In my opinion, there are a couple of possible reasons why the prince has been merciful.
The first reason is that he might have heard about Romeo's real part in the fight. He might have heard Romeo tried to break it up and only got made when Tybalt killed Mercutio unfairly and unnecessarily.
Second, I imagine that the prince does not want to make the Montagues angry if he can help it. They are powerful, and it seems to me that he might want to try to keep them happy if at all possible.
The Prince never offers us an explicit reason for only banishing Romeo and not having him put to death. However, we can infer that perhaps the Prince believed Romeo was justified in taking vengeance on Tybalt for the death of Mercutio. Mercutio was also the Prince's cousin.
Additionally, we also learn from Lord Capulet (of all people) that Romeo is known around Verona to be a fairly upstanding person with no record of violence in his past. It would make sense then, perhaps, for the Prince to spare the life of Romeo and only banish him.
In Romeo and Juliet, another possible reason for the Prince's reluctance to follow through on the sentence of death that he has proclaimed for anyone who disturbs the peace of the streets of Verona is that he may reason that his putting of Romeo to death may ignite more feuding and simply perpetuate the hatred between the Montague and Capulet family. For, since he knows that already three civil brawls have erupted from only "an airy word" and caused Verona's senior citizens to take out their old weapons and resume their fighting, the Prince may feel that banishment for Romeo is preferable.
In addition, being the Prince, he may have been alerted that Friar Laurence has married Romeo and Juliet; thinking that their marriage may not yet be consummated, the Prince may want to be able to force the annulment of this marriage by keeping Romeo away long enough for such an annulment. In this way, too, he can avoid more feuding.
Or, he may have only been advised that Romeo was seen at the Capulet home on the night of the masked ball for Juliet. Then, the Prince may conjecture that if he banishes Romeo, Juliet's eyes will fall upon someone else, such as Paris--who is, after all, his kinsman--and she will not become interested in a Montague, the enemy of her family.
First of all, the Prince has ordered death for any citizen who disturbs the streets of Verona, which Romeo, Mercutio, and Tybalt all have done. Technically, they all should be put to death. The Capulets bring Tybalt's dead body before the Prince just as the Montagues bring Mercutio's dead body, each family seeking vengeance for the death of their loved one.
The Prince questions Benvolio, since as his name implies, he is good and trustworthy (bene/bueno= good). Benvolio tells the Prince how Romeo greeted Tybalt pleasantly, refusing to argue and greeting him as a friend. At this point, the audience knows (dramatic irony) that Romeo is married to Juliet, making him cousin to Tybalt. We understand why Romeo won't fight Tybalt, but Tybalt doesn't understand. Tybalt still wants vengeance against Romeo for disrespecting the Capulets.

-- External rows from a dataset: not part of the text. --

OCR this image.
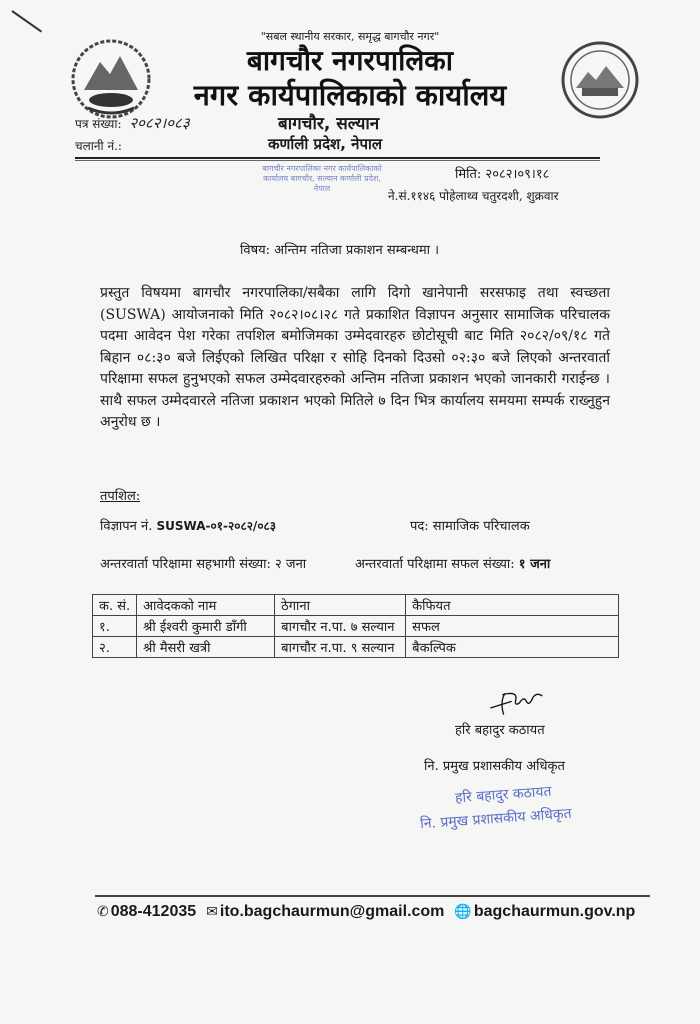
"सबल स्थानीय सरकार, समृद्ध बागचौर नगर"
बागचौर नगरपालिका
नगर कार्यपालिकाको कार्यालय
पत्र संख्या: २०८२।०८३
चलानी नं.:
बागचौर, सल्यान
कर्णाली प्रदेश, नेपाल
बागचौर नगरपालिका नगर कार्यपालिकाको कार्यालय बागचौर, सल्यान कर्णाली प्रदेश, नेपाल
मिति: २०८२।०९।१८
ने.सं.११४६ पोहेलाथ्व चतुरदशी, शुक्रवार
विषय: अन्तिम नतिजा प्रकाशन सम्बन्धमा ।
प्रस्तुत विषयमा बागचौर नगरपालिका/सबैका लागि दिगो खानेपानी सरसफाइ तथा स्वच्छता (SUSWA) आयोजनाको मिति २०८२।०८।२८ गते प्रकाशित विज्ञापन अनुसार सामाजिक परिचालक पदमा आवेदन पेश गरेका तपशिल बमोजिमका उम्मेदवारहरु छोटोसूची बाट मिति २०८२/०९/१८ गते बिहान ०८:३० बजे लिईएको लिखित परिक्षा र सोहि दिनको दिउसो ०२:३० बजे लिएको अन्तरवार्ता परिक्षामा सफल हुनुभएको सफल उम्मेदवारहरुको अन्तिम नतिजा प्रकाशन भएको जानकारी गराईन्छ । साथै सफल उम्मेदवारले नतिजा प्रकाशन भएको मितिले ७ दिन भित्र कार्यालय समयमा सम्पर्क राख्नुहुन अनुरोध छ ।
तपशिल:
विज्ञापन नं. SUSWA-०१-२०८२/०८३	पद: सामाजिक परिचालक
अन्तरवार्ता परिक्षामा सहभागी संख्या: २ जना	अन्तरवार्ता परिक्षामा सफल संख्या: १ जना
क. सं.	आवेदकको नाम	ठेगाना	कैफियत
१.	श्री ईश्वरी कुमारी डाँगी	बागचौर न.पा. ७ सल्यान	सफल
२.	श्री मैसरी खत्री	बागचौर न.पा. ९ सल्यान	बैकल्पिक
हरि बहादुर कठायत
नि. प्रमुख प्रशासकीय अधिकृत
हरि बहादुर कठायत
नि. प्रमुख प्रशासकीय अधिकृत
✆ 088-412035 ✉ ito.bagchaurmun@gmail.com 🌐 bagchaurmun.gov.np
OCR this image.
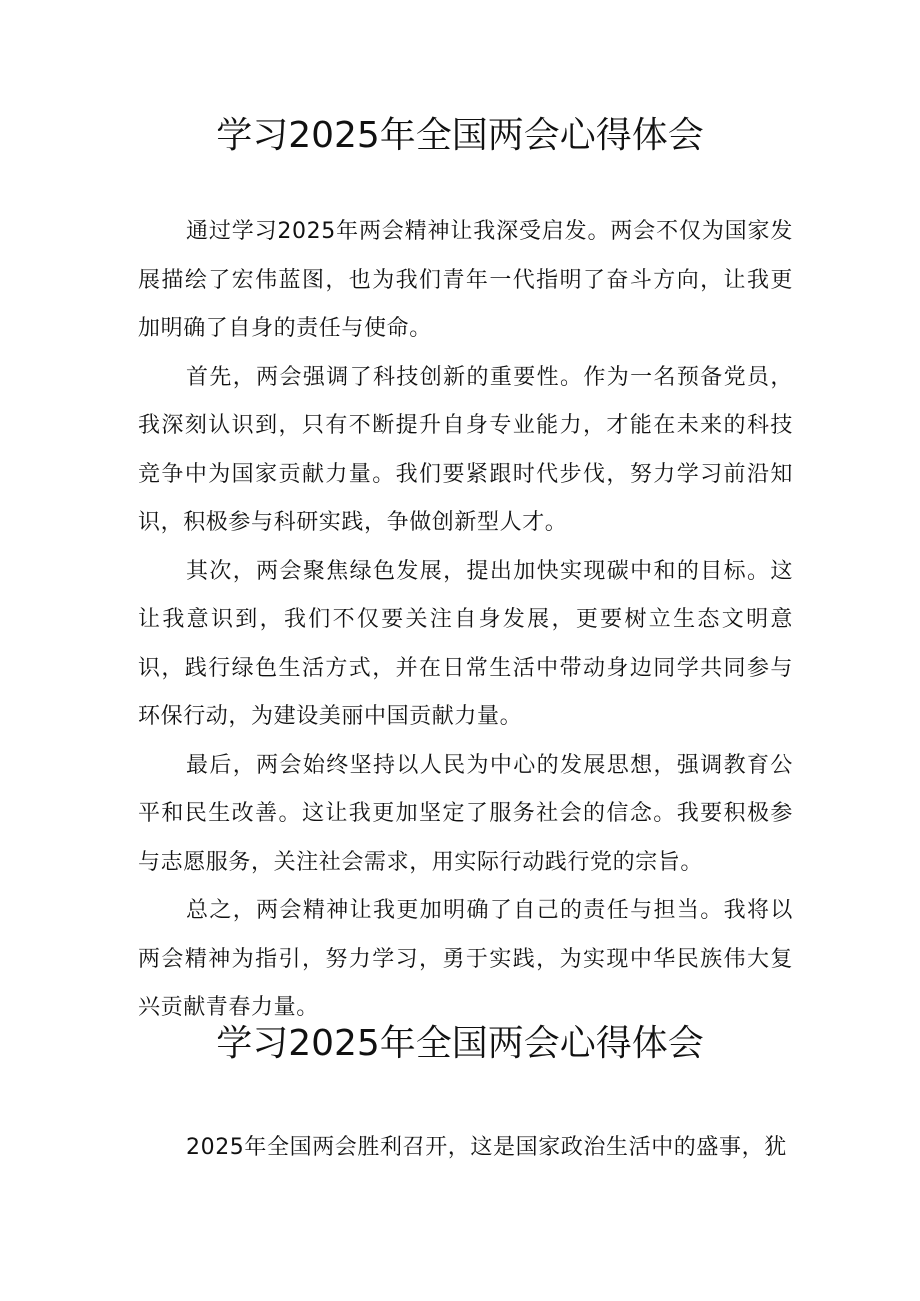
学习2025年全国两会心得体会

通过学习2025年两会精神让我深受启发。两会不仅为国家发展描绘了宏伟蓝图，也为我们青年一代指明了奋斗方向，让我更加明确了自身的责任与使命。

首先，两会强调了科技创新的重要性。作为一名预备党员，我深刻认识到，只有不断提升自身专业能力，才能在未来的科技竞争中为国家贡献力量。我们要紧跟时代步伐，努力学习前沿知识，积极参与科研实践，争做创新型人才。

其次，两会聚焦绿色发展，提出加快实现碳中和的目标。这让我意识到，我们不仅要关注自身发展，更要树立生态文明意识，践行绿色生活方式，并在日常生活中带动身边同学共同参与环保行动，为建设美丽中国贡献力量。

最后，两会始终坚持以人民为中心的发展思想，强调教育公平和民生改善。这让我更加坚定了服务社会的信念。我要积极参与志愿服务，关注社会需求，用实际行动践行党的宗旨。

总之，两会精神让我更加明确了自己的责任与担当。我将以两会精神为指引，努力学习，勇于实践，为实现中华民族伟大复兴贡献青春力量。

学习2025年全国两会心得体会

2025年全国两会胜利召开，这是国家政治生活中的盛事，犹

Mercutio, who claims that Romeo was no match to fight Tybalt, "The Prince of Cats," is enraged that Romeo will not at least defend himself. Because Romeo won't fight Tybalt, Mercutio decides to pick up the gauntlet. As a reputable swordsman, Mercutio would most likely defeat Tybalt easily. Unfortunately, Romeo tries to break up the fight, and while so doing, he ironically causes Mercutio to be fatally wounded.
Benvolio relates this entire story to the Prince, who sees that Tybalt was the instigator. It is clear that Romeo had tried on several occasions to avoid conflict. It was only after he saw Tybalt slay Mercutio that Romeo snaps in a brash, thoughtless, implusive moment in which he chases down Tybalt and kills him. Mercutio, cousin to the Prince, would (at least to some extent) be considered fairly avenged.
The Prince sees that a death sentence would be too severe under the circumstances and for a man of Romeo's character. Quickly, the Prince makes the decision to exile Romeo rather than put him to death. In fourteenth century Verona, exile was as close to death as one could get.
The Prince's decision to exile Romeo rather than execute him is due to the unusual circumstances of the crime as well as Romeo's exceptional character.